Un'ambulanza del 118

(f.b.) – Ambulanze: restano solo le sedi di Canino, Orte e Viterbo.

La scure dei tagli continua a colpire la sanità della Tuscia.

E’ stata approvata la delibera regionale che tramite una gara affiderà a un azienda privata il servizio, finora svolto dalla Croce rossa, delle ambulanze di Canino e Orte (per 24 ore al giorno) e di Viterbo (per 12 ore al giorno).

Tutte le altre postazioni, sparse nei diversi paesi della provincia, non saranno invece appaltate.

In pratica, queste ultime, non saranno più alle dipendenze del 118, ma rimarranno delle postazioni proprie della Croce rossa italiana che continuerà a prestare soccorso autonomo a chi ne farà richiesta e che, in casi di estrema emergenza, potranno essere utilizzate anche dal 118 come supporto in interventi singoli.

“Dovendo fare i conti con i pesanti tagli al bilancio – spiegano dalla direzione del 118 di Viterbo – che non ci permettevano più di erogare gli stessi servizi, abbiamo dovuto operare delle scelte. Dati alla mano ci siamo accorti che Canino, Orte e Viterbo sono le postazioni con un maggior numero di interventi annuali. Quindi si è cercato di salvaguardare queste tre situazioni, sicuramente più urgenti delle altre”.
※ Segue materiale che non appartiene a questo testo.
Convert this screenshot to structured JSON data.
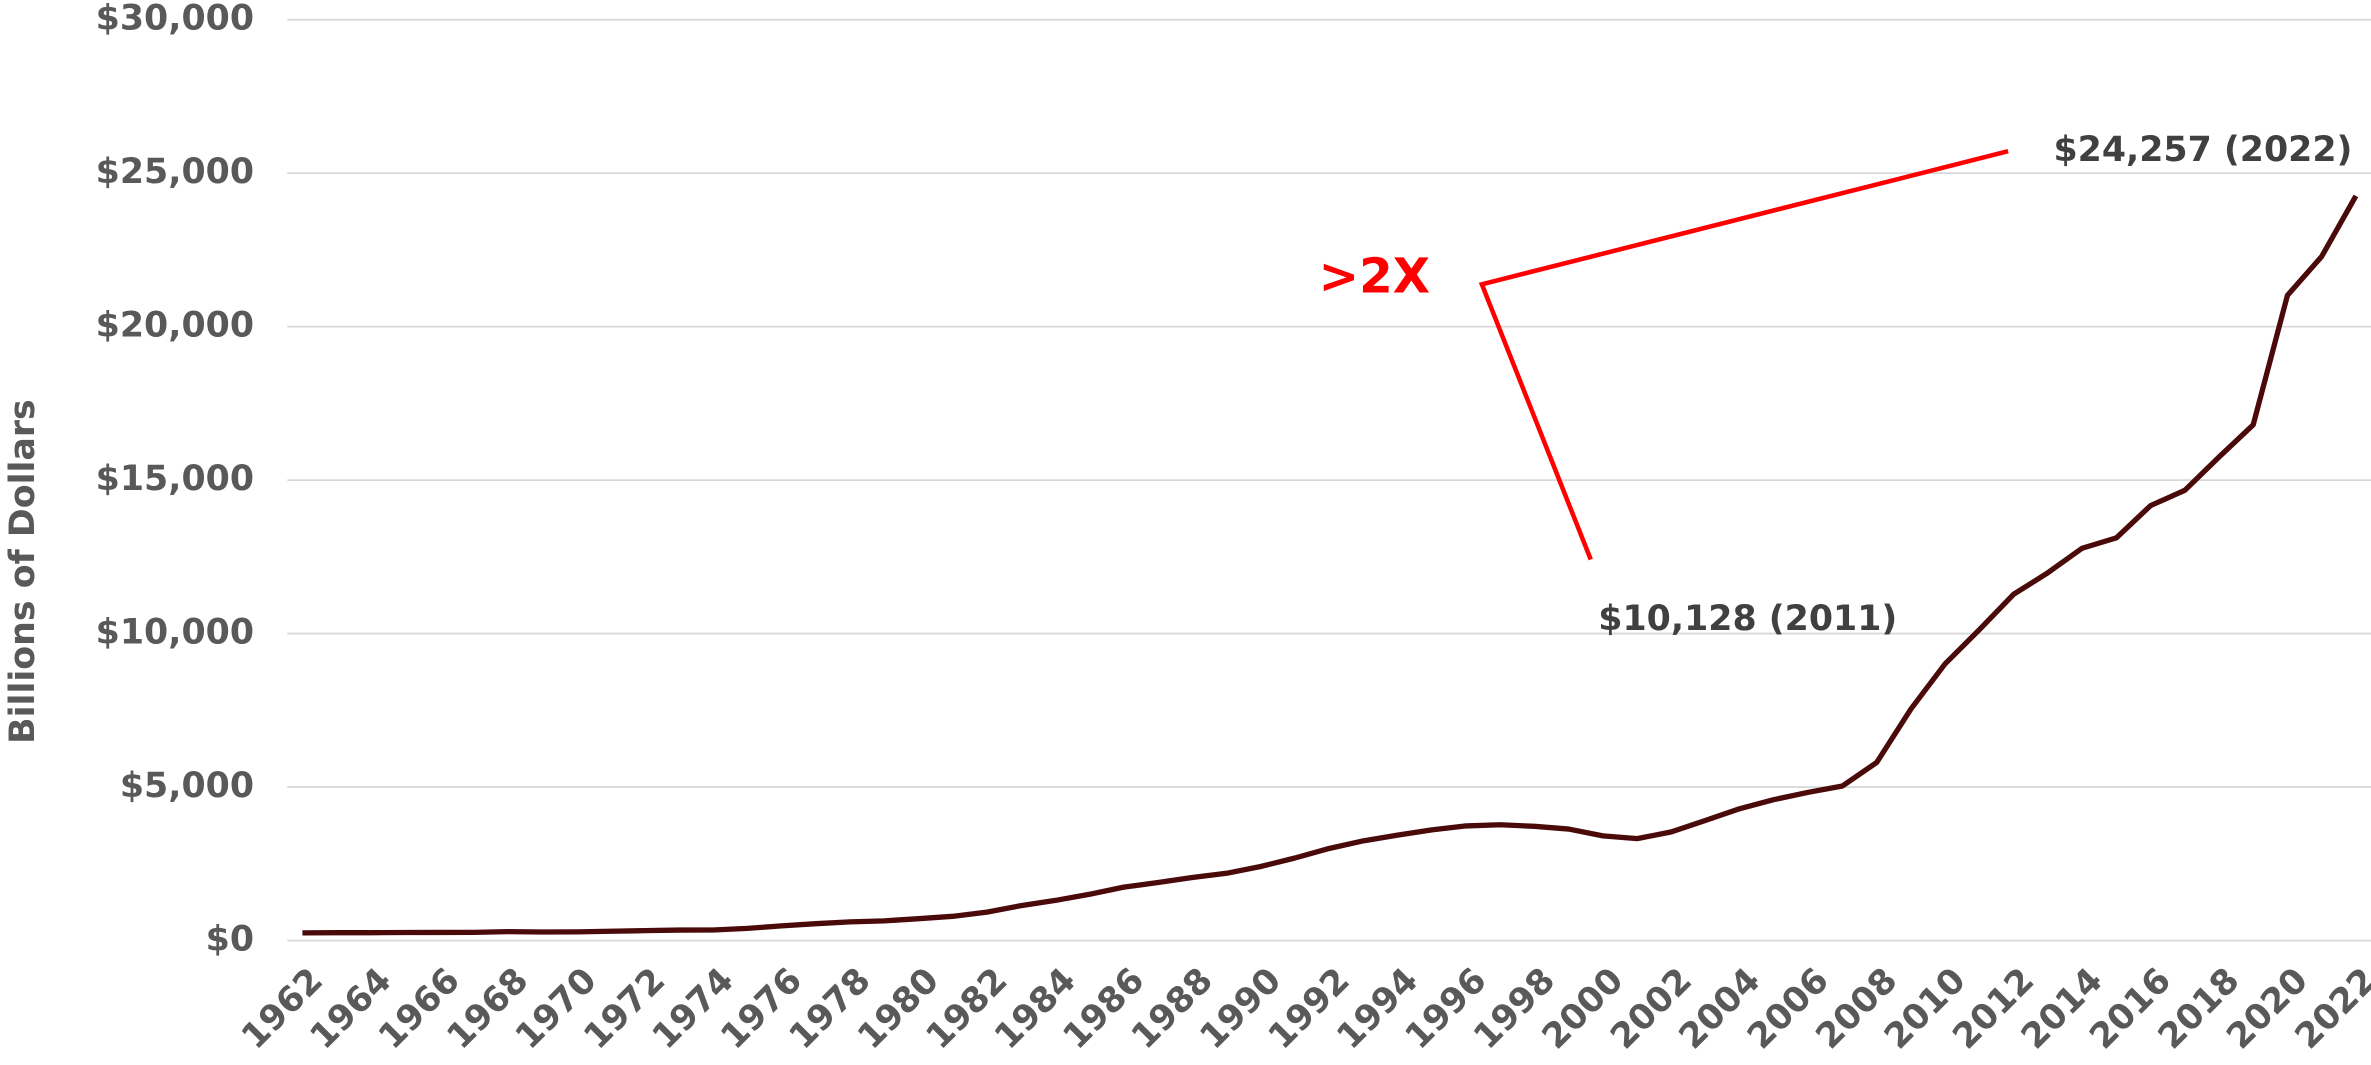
{
  "chart_data": {
    "type": "line",
    "ylabel": "Billions of Dollars",
    "x": [
      1962,
      1963,
      1964,
      1965,
      1966,
      1967,
      1968,
      1969,
      1970,
      1971,
      1972,
      1973,
      1974,
      1975,
      1976,
      1977,
      1978,
      1979,
      1980,
      1981,
      1982,
      1983,
      1984,
      1985,
      1986,
      1987,
      1988,
      1989,
      1990,
      1991,
      1992,
      1993,
      1994,
      1995,
      1996,
      1997,
      1998,
      1999,
      2000,
      2001,
      2002,
      2003,
      2004,
      2005,
      2006,
      2007,
      2008,
      2009,
      2010,
      2011,
      2012,
      2013,
      2014,
      2015,
      2016,
      2017,
      2018,
      2019,
      2020,
      2021,
      2022
    ],
    "series": [
      {
        "color": "#4a0a0a",
        "values": [
          250,
          256,
          256,
          261,
          264,
          267,
          290,
          278,
          283,
          303,
          322,
          341,
          344,
          395,
          477,
          549,
          607,
          640,
          712,
          789,
          925,
          1137,
          1307,
          1507,
          1741,
          1890,
          2052,
          2191,
          2412,
          2689,
          2999,
          3248,
          3433,
          3604,
          3734,
          3772,
          3721,
          3632,
          3410,
          3320,
          3540,
          3913,
          4296,
          4592,
          4829,
          5035,
          5803,
          7545,
          9019,
          10128,
          11281,
          11983,
          12780,
          13117,
          14168,
          14666,
          15750,
          16801,
          21017,
          22284,
          24257
        ]
      }
    ],
    "xlim": [
      1962,
      2022
    ],
    "xticks": [
      1962,
      1964,
      1966,
      1968,
      1970,
      1972,
      1974,
      1976,
      1978,
      1980,
      1982,
      1984,
      1986,
      1988,
      1990,
      1992,
      1994,
      1996,
      1998,
      2000,
      2002,
      2004,
      2006,
      2008,
      2010,
      2012,
      2014,
      2016,
      2018,
      2020,
      2022
    ],
    "ylim": [
      0,
      30000
    ],
    "yticks": [
      {
        "value": 0,
        "label": "$0"
      },
      {
        "value": 5000,
        "label": "$5,000"
      },
      {
        "value": 10000,
        "label": "$10,000"
      },
      {
        "value": 15000,
        "label": "$15,000"
      },
      {
        "value": 20000,
        "label": "$20,000"
      },
      {
        "value": 25000,
        "label": "$25,000"
      },
      {
        "value": 30000,
        "label": "$30,000"
      }
    ],
    "grid": true,
    "annotations": [
      ">2X",
      "$24,257 (2022)",
      "$10,128 (2011)"
    ]
  }
}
Di queste tre, Canino e Orte continueranno a offrire un servizio continuo 24 ore su 24, a Viterbo invece l’orario è stato dimezzato a 12 ore. “In questo caso – continuano dal 118 – abbiamo tenuto presente che nel capoluogo oltre alle nostre ambulanze ci sono quelle dell’Ares e della Misericordia. Quindi l’offerta è più basta e ridurre l’orario non dovrebbe comportare troppo problemi”.

Quanto, infine, alle tantissime postazioni sparse su tutto il territorio della Tuscia, anche qui, si è ragionato in termini di strategicità. “Posto che Orte e Canino – spiegano – sono i paesi della provincia con una mole di interventi nettamente superiore degli altri e non potevano essere toccati, abbiamo deciso di eliminare tutte le altre postazioni distaccate.
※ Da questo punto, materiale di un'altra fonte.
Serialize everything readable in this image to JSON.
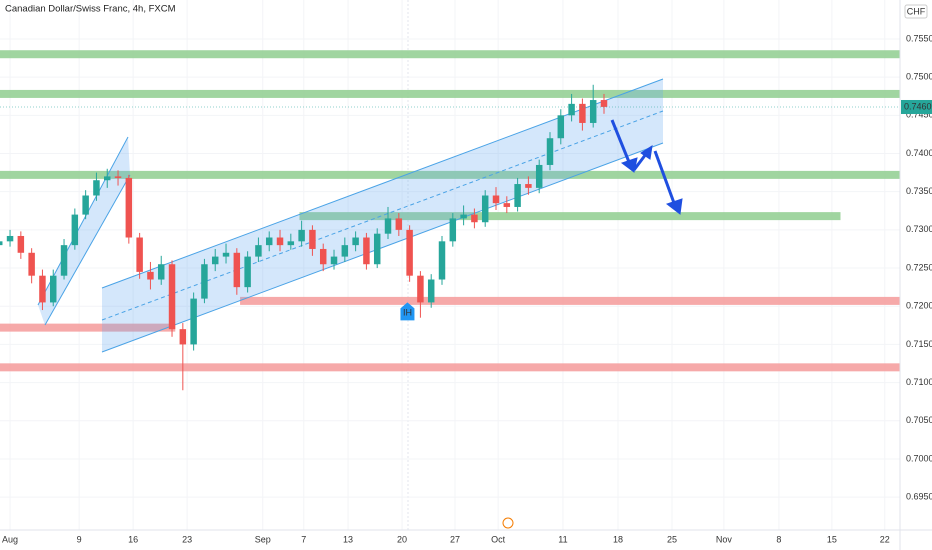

Questo perché mantenere 365 giorni all’anno un’ambulanza in un paese in cui vengono fatti, ad esempio, 30 interventi all’anno, è un’assurdità. Il servizio di soccorso quindi sarà effettuato inviando le ambulanze dalla sede più vicina oppure utilizzando le eliambulanze o ancora, in casi di estrema emergenza, sarà richiesto alle ambulanze delle varie sedi della Croce rossa, che rimarranno comunque autonomamente dislocate sul territorio, di intervenire per il singolo episodio di necessità.

In quel caso, verrà pagata loro la singola prestazione piuttosto che l’annualità completa che aveva un costo ormai del tutto insostenibile per noi. La stessa cosa sarà fatta in giornate particolari, tipo quando in un paese c’è qualche festa o manifestazione che attira molte persone e in cui è quindi previsto un sostegno più massiccio in termini di soccorsi”.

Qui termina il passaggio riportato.